Structure prediction and synthesis of a new class of macrocyclic peptide natural products

2020 
Owing to advances in genomic sequencing and bioinformatics, the breadth of natural product biosynthetic gene clusters (BGCs) has meteorically risen. This remains true for ribosomally synthesized and post-translationally modified peptides (RiPPs), where the rate of bioinformatically identifying clusters vastly outpaces characterization efforts. Uniting bioinformatics and enzymological knowledge to predict the chemical product(s) of a RiPP BGC with total chemical synthesis to obtain the natural compound is an effective platform for investigating cryptic gene clusters.
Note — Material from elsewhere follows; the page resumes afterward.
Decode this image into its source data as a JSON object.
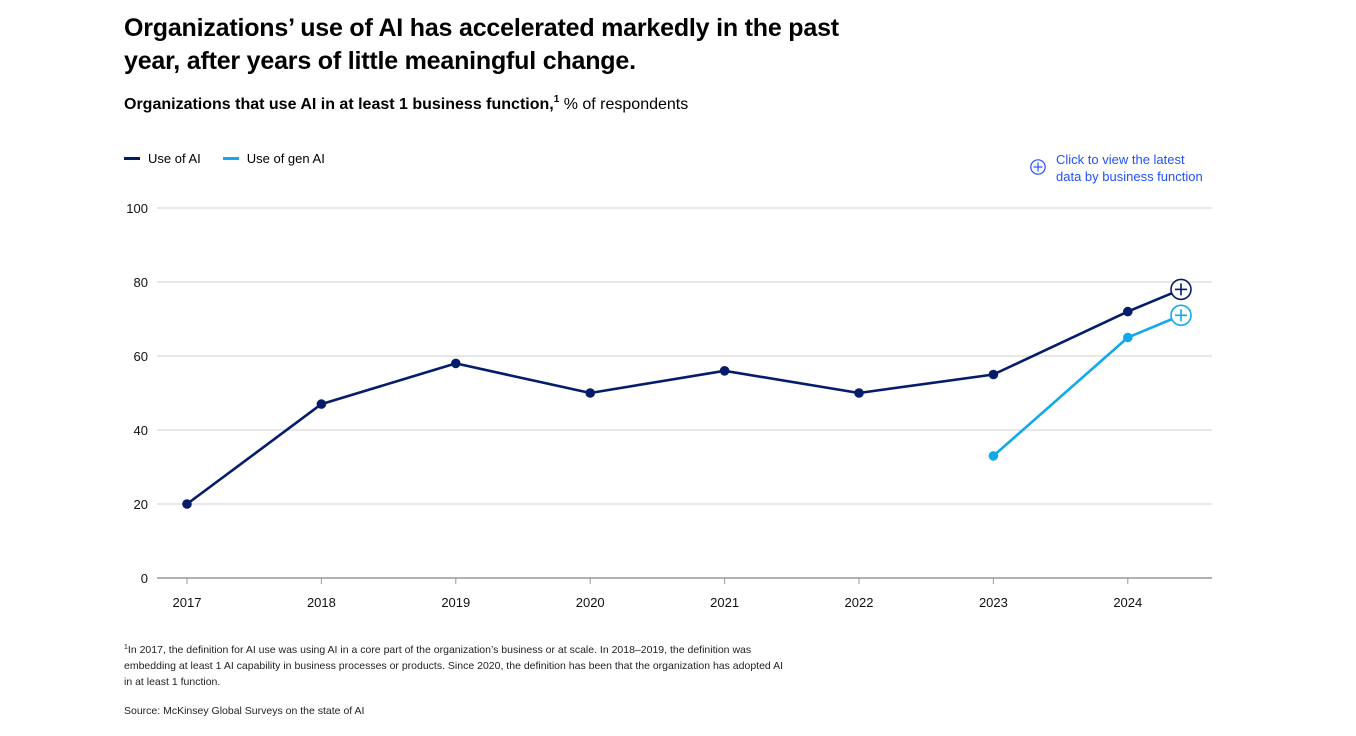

Herein, we report the bioinformatic identification of a biosynthetically divergent class of RiPP bearing a subset of enzymes involved in thiopeptide biosynthesis. These natural products were predicted based on BGC architecture to undergo a formal, enzymatic [4+2]-cycloaddition with subsequent elimination of the leader peptide and water to produce a tri-substituted pyridine-based macrocycle. Bearing a pyridine similar to thiopeptides but lacking the ubiquitous thiazole heterocycles, these new RiPPs were termed pyritides. One of the predicted natural products was chemically synthesized using an 11-step synthesis. This structure was verified to be chemically identical by an orthogonal chemoenzymatic synthesis utilizing the precursor peptide and the cognate [4+2]-cycloaddition enzyme. The chemoenzymatic platform was used to synthesize a second in-cluster pyritide product as well as analogs from other bioinformatically identified pyritide BGCs. This work exemplifies complementary bioinformatic, enzymological, and synthetic techniques to characterize a structurally distinct class of RiPP natural product.